# Soft or Hard



## 2BLITZED4U (Nov 10, 2007)

Are pot plants a soft wood or hard wood ? i want to do some cutting and i think i bought the wrong stim-root i have #3 witch is for hardwood plants wrong stuff?


----------



## crazy-mental (Nov 10, 2007)

hard wood is like for trees, but try it , it will be ok. plants can root without any, just dont use too much, it can only help, but if you can wait, just get any normal root hormone, and youll be fine.


----------



## 2BLITZED4U (Nov 11, 2007)

Ne other thoughts on this?


----------



## pacman (Nov 14, 2007)

i always thought it was in between, closer to soft i think since weed is so easy to clone


----------



## ozone (Nov 22, 2007)

MJ is softwood.
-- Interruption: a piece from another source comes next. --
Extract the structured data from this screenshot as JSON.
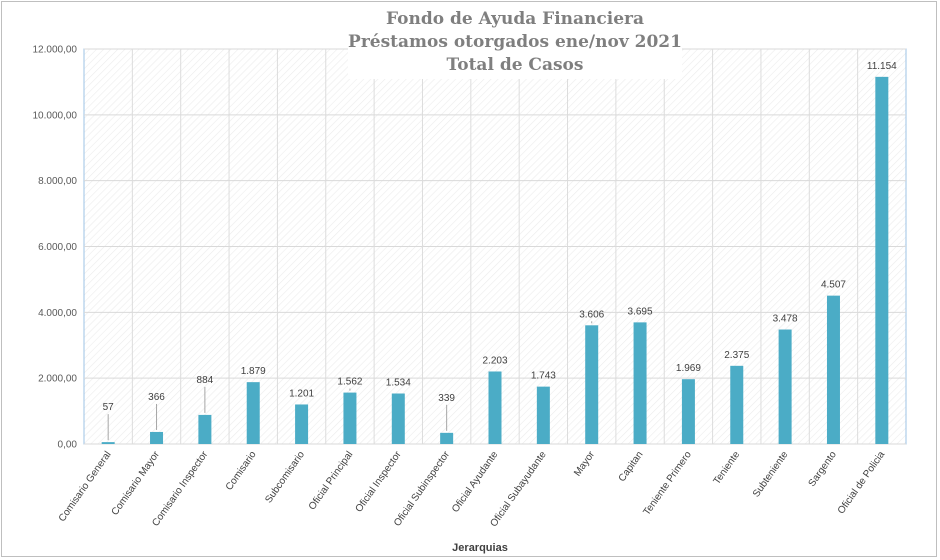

But not all trees are hardwood either. Pine etc is considered a 'softwood'. If it was me I'd be back to the shop asking for the softwood rooting hormone. Taking clones is tough enuff as it is without using incorrect rooting hormone.


----------



## 2BLITZED4U (Nov 23, 2007)

i just bought some GEL2ROOT its in a dixi cup with a foil lid u just poke a hole in the foil big enuff for the stalk then take cutting and insert into the gel it looks like clear jello and has ALL the hormones u need for soft and med wood cuttings


----------